When To Have A Septic Inspection 

It's common to have a septic tank inspected as part of the home-buying process so you know the tank is in good shape before you buy a property. An inspection might also be required every few years, and that often coincides with when your tank needs to be pumped. You should also have an inspection done if your septic system is having trouble such as leaking or backing up.

How A Septic Inspection Is Done

You might have a visual inspection done, or you might get a full inspection. This depends on the reason for the inspection. Inspections before buying a home might be just visual since home inspectors typically just look at what they can see rather than dig deep into your septic system.

When a detailed report is needed, such as for a health department inspection or to pinpoint a problem, a more comprehensive full inspection is needed.
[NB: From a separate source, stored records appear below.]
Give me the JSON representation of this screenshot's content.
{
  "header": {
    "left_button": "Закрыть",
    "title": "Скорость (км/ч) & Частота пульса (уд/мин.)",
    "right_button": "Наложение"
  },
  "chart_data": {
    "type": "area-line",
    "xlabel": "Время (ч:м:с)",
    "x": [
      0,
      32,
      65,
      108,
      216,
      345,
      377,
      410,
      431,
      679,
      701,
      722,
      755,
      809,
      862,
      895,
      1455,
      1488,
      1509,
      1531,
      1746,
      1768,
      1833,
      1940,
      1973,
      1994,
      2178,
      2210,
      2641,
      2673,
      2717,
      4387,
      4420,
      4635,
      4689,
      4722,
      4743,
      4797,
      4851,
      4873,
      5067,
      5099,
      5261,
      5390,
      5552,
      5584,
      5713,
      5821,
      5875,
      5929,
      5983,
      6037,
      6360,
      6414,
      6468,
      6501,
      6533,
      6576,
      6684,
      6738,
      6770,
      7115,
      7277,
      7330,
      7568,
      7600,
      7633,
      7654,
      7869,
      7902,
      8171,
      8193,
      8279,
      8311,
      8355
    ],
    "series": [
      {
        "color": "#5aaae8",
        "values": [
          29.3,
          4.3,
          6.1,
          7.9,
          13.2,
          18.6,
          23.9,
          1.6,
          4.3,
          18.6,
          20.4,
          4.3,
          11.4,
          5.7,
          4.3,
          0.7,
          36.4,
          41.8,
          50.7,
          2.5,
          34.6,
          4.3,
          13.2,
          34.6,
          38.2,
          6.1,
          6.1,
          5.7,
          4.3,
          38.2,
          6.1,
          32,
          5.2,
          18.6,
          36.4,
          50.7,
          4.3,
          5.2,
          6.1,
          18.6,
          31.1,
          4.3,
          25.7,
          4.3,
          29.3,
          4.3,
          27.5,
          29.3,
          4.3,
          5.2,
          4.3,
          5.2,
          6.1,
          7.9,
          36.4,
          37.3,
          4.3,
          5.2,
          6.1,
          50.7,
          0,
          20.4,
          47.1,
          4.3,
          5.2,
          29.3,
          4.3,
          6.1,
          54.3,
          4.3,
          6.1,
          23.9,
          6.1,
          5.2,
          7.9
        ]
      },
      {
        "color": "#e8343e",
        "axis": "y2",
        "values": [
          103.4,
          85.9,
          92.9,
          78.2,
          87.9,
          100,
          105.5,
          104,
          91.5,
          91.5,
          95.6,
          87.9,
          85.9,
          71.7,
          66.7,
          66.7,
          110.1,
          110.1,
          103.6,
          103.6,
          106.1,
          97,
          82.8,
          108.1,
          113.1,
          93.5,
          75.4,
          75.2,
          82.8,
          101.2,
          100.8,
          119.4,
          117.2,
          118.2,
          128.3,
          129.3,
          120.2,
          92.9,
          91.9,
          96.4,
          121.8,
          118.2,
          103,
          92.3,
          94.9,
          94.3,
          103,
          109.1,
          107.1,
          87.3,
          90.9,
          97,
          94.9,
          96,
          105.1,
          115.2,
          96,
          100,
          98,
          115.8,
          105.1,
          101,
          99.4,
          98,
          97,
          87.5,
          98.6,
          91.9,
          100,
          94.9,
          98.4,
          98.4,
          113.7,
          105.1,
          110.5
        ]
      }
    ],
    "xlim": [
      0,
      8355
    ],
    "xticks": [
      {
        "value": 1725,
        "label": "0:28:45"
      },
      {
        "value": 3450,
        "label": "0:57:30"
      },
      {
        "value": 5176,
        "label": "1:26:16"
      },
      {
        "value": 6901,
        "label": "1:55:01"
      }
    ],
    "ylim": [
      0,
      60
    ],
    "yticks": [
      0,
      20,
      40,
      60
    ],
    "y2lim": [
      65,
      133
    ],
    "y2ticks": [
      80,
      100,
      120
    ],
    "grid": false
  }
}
What A Septic Inspection Includes

The inspector makes a visual inspection of the grounds around your system to look for wet spots that indicate leaks. They may also flush your toilets and drain water into the tank to see how the tank performs. They'll look at things like the level of water in the tank and slow drainage that could indicate clogs.

If the inspection includes pumping the tank, the inspector can get a better view of the tank to look for cracks. They'll also be able to check the baffles to see if they're clogged or damaged. Another reason to pump the tank for an inspection is that the plumber can check for backflow from the drainfield that empties into the tank as it's being flushed.

The inspector might even do a dye test that shows how much water empties from your home and what happens as your system is put to use. All these checks let the inspector know if there is a problem with the tank, drains, distribution box, or drainfield. The problems might be leaks or clogs.

If a problem is suspected, further investigation could be needed, including a camera inspection or digging up part of the system for a closer look at the parts.